L'accord négocié par M. Cameron ce vendredi au Conseil Européen était nécessaire pour ne pas entamer un peu plus la perte de vitesse du processus d'intégration européenne
L’accord négocié par M. Cameron ce vendredi au Conseil Européen était nécessaire pour ne pas entamer un peu plus la perte de vitesse du processus d’intégration européenne

Ce statut particulier, le Royaume-Uni en a pourtant toujours bénéficié depuis son entrée dans l’UE en 1973 : le Royaume-Uni ne fait par exemple pas partie de la zone euro et n’a pas ratifié la totalité des accords Schengen. Cette fois pourtant, l’effort de concession entrepris par Bruxelles s’effectue dans le contexte devenu presque structurel d’effritement du projet européen. Si la comparaison avec le Grexit de l’année passée est bien peu légitime, force est de constater que l’idée d’un Brexit, avancée par Cameron, a remué de mauvais souvenirs à Bruxelles. Une nouvelle fois, l’Union est menacée d’implosion et c’est tout simplement la deuxième économie de l’UE derrière l’Allemagne qui menaçait de quitter le projet européen. Une menace qui a rapidement eu raison des argumentaires des dirigeants européens contre les demandes britanniques.

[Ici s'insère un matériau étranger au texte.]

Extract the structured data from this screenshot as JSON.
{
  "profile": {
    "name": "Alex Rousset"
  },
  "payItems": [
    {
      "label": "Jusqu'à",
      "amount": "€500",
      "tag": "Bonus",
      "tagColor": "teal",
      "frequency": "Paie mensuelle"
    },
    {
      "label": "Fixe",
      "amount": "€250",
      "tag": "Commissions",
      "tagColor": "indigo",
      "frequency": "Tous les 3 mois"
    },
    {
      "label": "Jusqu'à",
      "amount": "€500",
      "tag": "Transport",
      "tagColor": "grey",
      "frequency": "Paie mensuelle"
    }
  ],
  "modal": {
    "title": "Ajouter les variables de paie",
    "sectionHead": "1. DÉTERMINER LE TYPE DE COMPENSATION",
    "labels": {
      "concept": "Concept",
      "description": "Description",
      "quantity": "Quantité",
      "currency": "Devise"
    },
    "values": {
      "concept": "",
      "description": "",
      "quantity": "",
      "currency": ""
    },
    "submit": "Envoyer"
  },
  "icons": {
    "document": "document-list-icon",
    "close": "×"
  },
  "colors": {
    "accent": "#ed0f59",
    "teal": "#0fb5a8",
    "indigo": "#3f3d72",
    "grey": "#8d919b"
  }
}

Pourquoi David Cameron a-t-il obtenu gain de cause ?

Le Royaume-Uni a montré qu’il était possible de tenir tête, seul, à 27 Etats plus ou moins persuadés que l’Union Européenne peut s’exprimer d’une seule voix. Le succès de M. Cameron est l’archétype de cette idée que l’Union Européenne ne répond plus aux crises par une plus forte intégration des 28 économies qui la composent. Face à l’aporie d’une logique d’intégration à marche forcée qui avait fortement menacé les pays de l’Est nouvellement intégrés en 2004, l’UE réfléchit à des solutions alternatives, misant sur la possibilité pour un pays membre de moduler les conditions de son adhésion. Une Union plus souverainiste alors ? Les dangers du souverainisme pour le projet européen sont connus : montée des nationalismes voire des indépendantismes (Ecosse, Catalogne…), rapprochement de petits pays (comme cela s’est vu récemment avec la constitution du groupe de Visegrad), constitution d’une Europe à 2,3,4 vitesses…et finalement perte d’un consensus européen. Pourtant, l’Union a bien du mal à porter un projet regroupant près de 30 pays (la Serbie est en passe de devenir le 29ème état membre, la Bosnie-Herzégovine a quant à elle récemment déposé son dossier d’adhésion à l’UE) et semble tirer la conclusion que ses lacunes en matière de politique commune viennent de la facilité qu’ont certains états membres à se reposer sur une léthargique politique supranationale. Bien sûr, le dossier des aides sociales versées aux ressortissants européens vivant sur le sol britannique crée des différends houleux au sein de l’Europe, en particulier avec les pays de l’Est qui se sentent directement visés par ces restrictions (la Grande Bretagne compte notamment de nombreux ressortissants hongrois et polonais). Mais la crise grecque a montré aux Européens que la politique du « toujours plus d’Europe » ne peut plus faire office de solution durable. Le retour en arrière de l’Union Européenne sur le degré d’intégration de certains de ses membres n’est pas, en soi, une régression sur le plan politique si elle peut permettre d’éviter le pire, c’est-à-dire la sortie volontaire d’un état membre de l’Union Européenne.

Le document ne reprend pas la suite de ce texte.